[SOLVED] exclude/include match strings across three lines txt file

udiubu · 11-29-2017, 09:28 AM

Dear experts,

I have a huge txt file with three columns. The middle one can solve my issue.
I would like to look for three lines combinations having "DT" in the first line, "NN" in the second line and anything BUT "SENT" or "," (also, the comma):

INPUT

the DT the
apple NN apple
. SENT .
the DT the
apple NN apple
is VERB is
the DT the
apple NN apple
, , ,

Expected OUTPUT

the DT the
apple NN apple
is VERB is

I can work with two successive line match with sed, but I don't know how to do it with tree lines, while excluding strings at the same time:
sed '$!N;/\<DT\>.*\n.*\<NN\>/p;D' infile

One stepwise workaround is:
tac outfile | sed -e '/SENT/,+2d' | tac outfile2

and then redo it for ","

but it would not efficiently work, as it would create unwanted line triples for following analyses.
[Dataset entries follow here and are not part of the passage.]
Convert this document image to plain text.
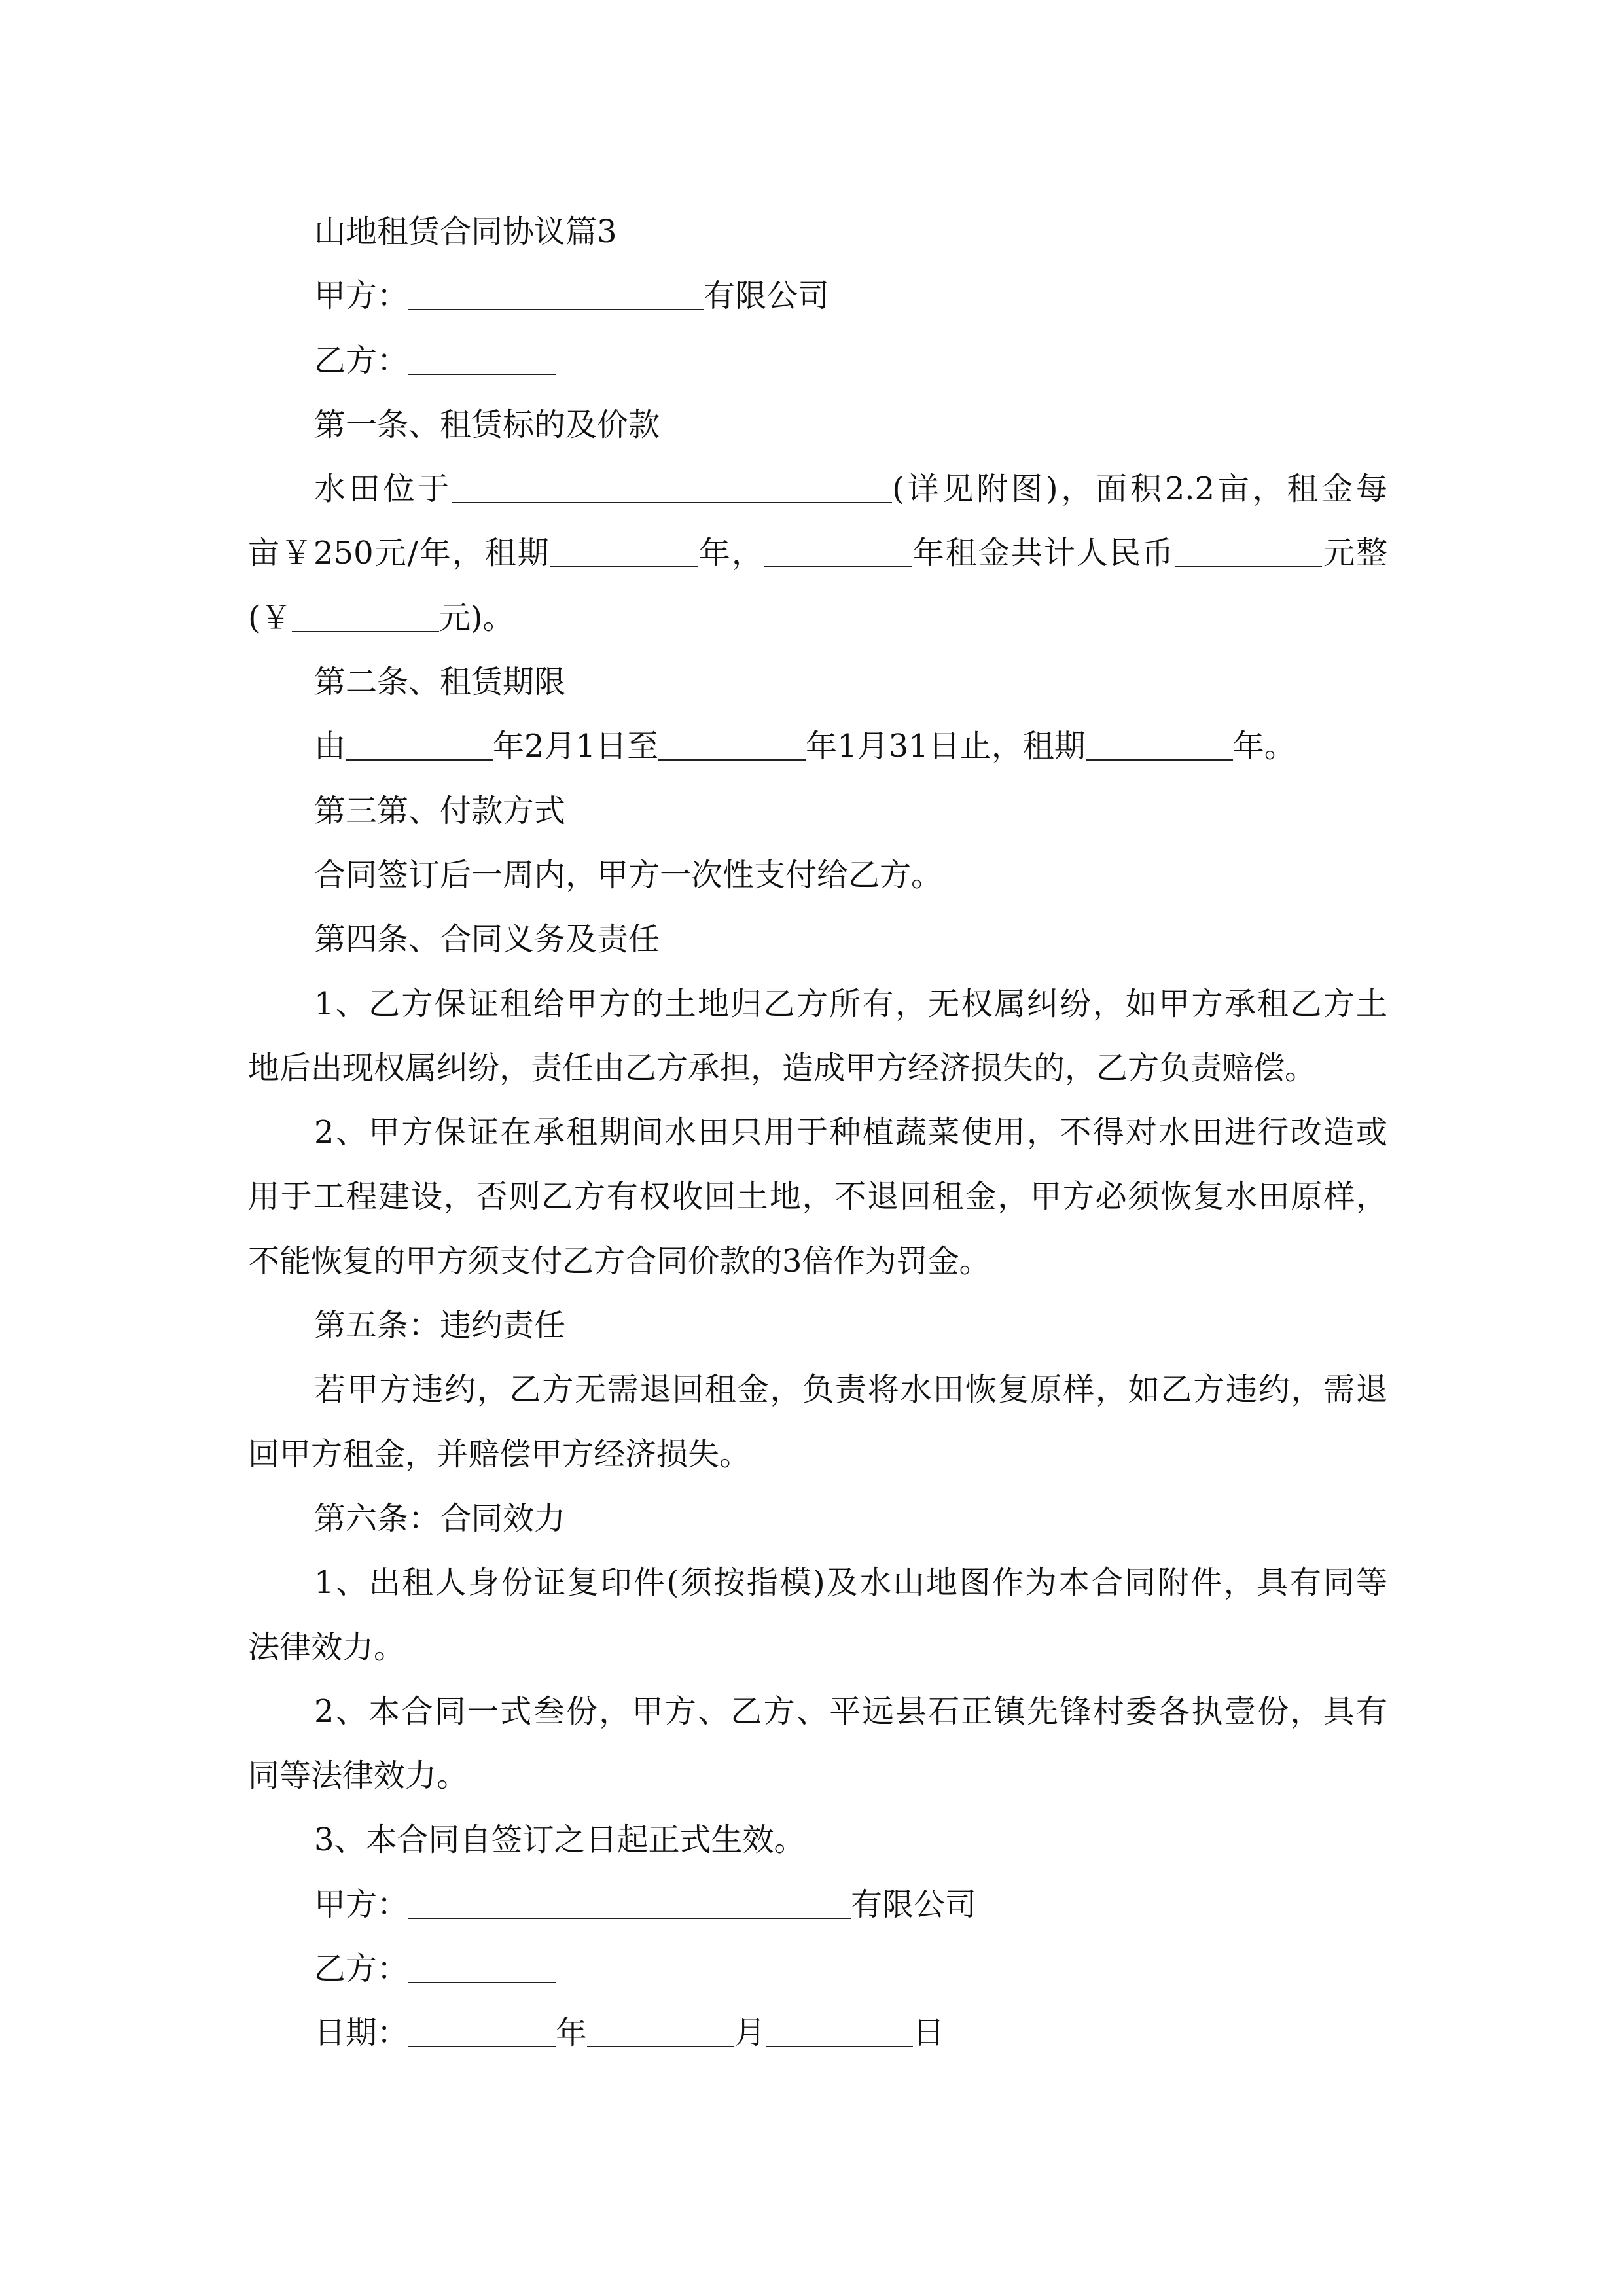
山地租赁合同协议篇3
甲方：	有限公司
乙方：
第一条、租赁标的及价款
水田位于	(详见附图)，面积2.2亩，租金每
亩￥250元/年，租期	年，	年租金共计人民币	元整
(￥	元)。
第二条、租赁期限
由	年2月1日至	年1月31日止，租期	年。
第三第、付款方式
合同签订后一周内，甲方一次性支付给乙方。
第四条、合同义务及责任
1、乙方保证租给甲方的土地归乙方所有，无权属纠纷，如甲方承租乙方土
地后出现权属纠纷，责任由乙方承担，造成甲方经济损失的，乙方负责赔偿。
2、甲方保证在承租期间水田只用于种植蔬菜使用，不得对水田进行改造或
用于工程建设，否则乙方有权收回土地，不退回租金，甲方必须恢复水田原样，
不能恢复的甲方须支付乙方合同价款的3倍作为罚金。
第五条：违约责任
若甲方违约，乙方无需退回租金，负责将水田恢复原样，如乙方违约，需退
回甲方租金，并赔偿甲方经济损失。
第六条：合同效力
1、出租人身份证复印件(须按指模)及水山地图作为本合同附件，具有同等
法律效力。
2、本合同一式叁份，甲方、乙方、平远县石正镇先锋村委各执壹份，具有
同等法律效力。
3、本合同自签订之日起正式生效。
甲方：	有限公司
乙方：
日期：	年	月	日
Any help would be highly appreciated.

Sincerely,
Udiubu

schneidz · 11-29-2017, 09:48 AM

doesnt the anything but sent or (comma) overrule the other two rules about dt or nn ?

Code:

[schneidz@hyper ~]$ awk '{if ($2 != "SENT" && $2 != ",") print $0 }' udiubu.lst | sort | uniq
apple NN apple
is VERB is
the DT the

udiubu · 11-29-2017, 10:17 AM

@schneidz: thanks for posting.

sent or (comma) would overrule the other two in the sense that if sent or (comma) after DN NN are found, then all three lines must be copied.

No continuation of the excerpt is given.